[asterisk-dev] RFT: Expanded DNS SRV handling in Asterisk 1.4

Fri Oct 26 01:50:04 CDT 2007

>>>>> "JT" == John Todd <jtodd at loligo.com> writes:

JT> I'm not sure I understand how another company having a failed or
JT> sporadically failing infrastructure is something I can control.

Permanently and deliberately broken is different from suffering from
temporary failure. Asterisk should deal with accidental failure as
gracefully as possible, of course with the limitation that Kevin P.
Fleming doesn't have 48 hours in a day and he's the one who is writing
the code.

For deliberate brokenness there is 

JT> Isn't one of the major points of multiple SRV records to allow for
JT> redundancy, which is an extension of "improving perceived
JT> functional behavior"? If that is the case, then I'm not sure how
JT> your response holds up to examination.

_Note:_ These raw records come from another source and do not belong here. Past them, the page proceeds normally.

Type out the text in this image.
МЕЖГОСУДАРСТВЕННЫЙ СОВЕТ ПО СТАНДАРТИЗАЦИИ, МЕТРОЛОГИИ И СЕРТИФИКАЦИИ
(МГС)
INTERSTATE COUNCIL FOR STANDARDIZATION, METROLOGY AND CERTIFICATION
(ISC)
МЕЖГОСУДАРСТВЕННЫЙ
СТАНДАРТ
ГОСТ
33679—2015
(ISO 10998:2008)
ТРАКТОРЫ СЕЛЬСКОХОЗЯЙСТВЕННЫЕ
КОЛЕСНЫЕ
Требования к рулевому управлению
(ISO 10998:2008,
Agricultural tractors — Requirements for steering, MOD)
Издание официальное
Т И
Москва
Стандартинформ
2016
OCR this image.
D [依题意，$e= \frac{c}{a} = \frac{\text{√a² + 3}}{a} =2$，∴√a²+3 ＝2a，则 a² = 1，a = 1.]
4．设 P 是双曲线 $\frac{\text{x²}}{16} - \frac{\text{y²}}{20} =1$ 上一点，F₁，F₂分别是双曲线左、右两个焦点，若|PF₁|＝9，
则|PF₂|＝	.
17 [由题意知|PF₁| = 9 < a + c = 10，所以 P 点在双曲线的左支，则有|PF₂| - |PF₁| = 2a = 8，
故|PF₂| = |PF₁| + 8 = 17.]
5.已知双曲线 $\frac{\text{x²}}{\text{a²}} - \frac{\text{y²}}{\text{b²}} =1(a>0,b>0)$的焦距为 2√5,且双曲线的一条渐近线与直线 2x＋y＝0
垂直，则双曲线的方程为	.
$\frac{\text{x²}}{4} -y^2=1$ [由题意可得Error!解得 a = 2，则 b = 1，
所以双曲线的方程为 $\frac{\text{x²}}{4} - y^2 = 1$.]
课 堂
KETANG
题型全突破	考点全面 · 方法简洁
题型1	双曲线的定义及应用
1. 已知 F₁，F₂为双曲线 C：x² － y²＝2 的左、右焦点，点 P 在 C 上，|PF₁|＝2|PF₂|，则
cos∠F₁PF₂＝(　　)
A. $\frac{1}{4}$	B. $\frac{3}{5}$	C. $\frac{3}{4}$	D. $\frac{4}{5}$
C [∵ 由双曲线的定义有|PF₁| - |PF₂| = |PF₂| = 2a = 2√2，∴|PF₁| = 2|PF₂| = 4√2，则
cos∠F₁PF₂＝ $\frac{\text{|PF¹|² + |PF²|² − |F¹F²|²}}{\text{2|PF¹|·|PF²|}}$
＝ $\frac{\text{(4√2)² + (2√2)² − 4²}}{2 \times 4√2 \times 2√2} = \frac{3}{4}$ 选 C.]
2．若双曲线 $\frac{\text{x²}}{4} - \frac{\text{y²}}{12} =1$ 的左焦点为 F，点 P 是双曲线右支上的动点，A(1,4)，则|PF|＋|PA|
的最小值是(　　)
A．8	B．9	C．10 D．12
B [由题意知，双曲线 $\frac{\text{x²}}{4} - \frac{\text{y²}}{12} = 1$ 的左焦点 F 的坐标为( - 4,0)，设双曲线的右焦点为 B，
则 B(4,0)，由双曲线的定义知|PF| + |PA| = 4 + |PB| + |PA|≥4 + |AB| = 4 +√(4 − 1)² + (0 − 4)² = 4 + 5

There is no redundancy if one of two servers is permanently and
deliberately unreachable.

>> You can just ignore the SRV record and define your own IP-based
>> peer.

JT> Of course. No argument to the contrary there if there is a
JT> pre-existing agreement of endpoints. However, the real strength of
JT> SIP is when there is not a pre-existing agreement of endpoints,
JT> which is one of the major reasons SRV records are useful. This
JT> does not address the point of SRV records in several of the major
JT> areas of utility, so I think we can dispense with the concept of
JT> hardcoded IP address endpoint identification in this discussion as
JT> it is not relevant.

If you don't know the peer, you can't write policy for it anyway. You
don't know which SRV records to ignore. And once you have identified
the broken SRV record, you CAN write policy for it -- by hardcoding
the IP.

JT> MX is not real-time. SRV records are real-time. Failing through a
JT> list of MX hosts does not significantly alter the completion of
JT> the communication, while failing through SRV records does - users
JT> will hang up. And in any case, you are incorrect about MX
JT> overrides: there are absolutely mail clients that "remember"
JT> failed MX hosts and will not try to send to them for some
JT> "cooloff" period.

Of course there are mail clients that remember failed MX hosts. If you
want to say that asterisk should be smart enough to handle that kind
of thing, then absolutely yes. It should just not be something that
the Dial command knows about, and it should not be manually configured
on a per-domain basis.

JT> Dialplans are almost always complicated if an administrator wants
JT> to truly capture error conditions in a meaningful way, or if there
JT> are dollars on the line for failure. "Too complicated" is a local
JT> decision, not one to be forced by the authors of tool components.
JT> Building in hidden methods of easing complexity for less rigorous
JT> developers is fine, but don't sacrifice the flexibility of the
JT> tool for those that truly want to have precise control over the
JT> system.

The source for chan_sip.c is available if you need that kind of
precise control. If your improvements make error recovery better, you
can even submit the changes so that everyone benefits.

/Benny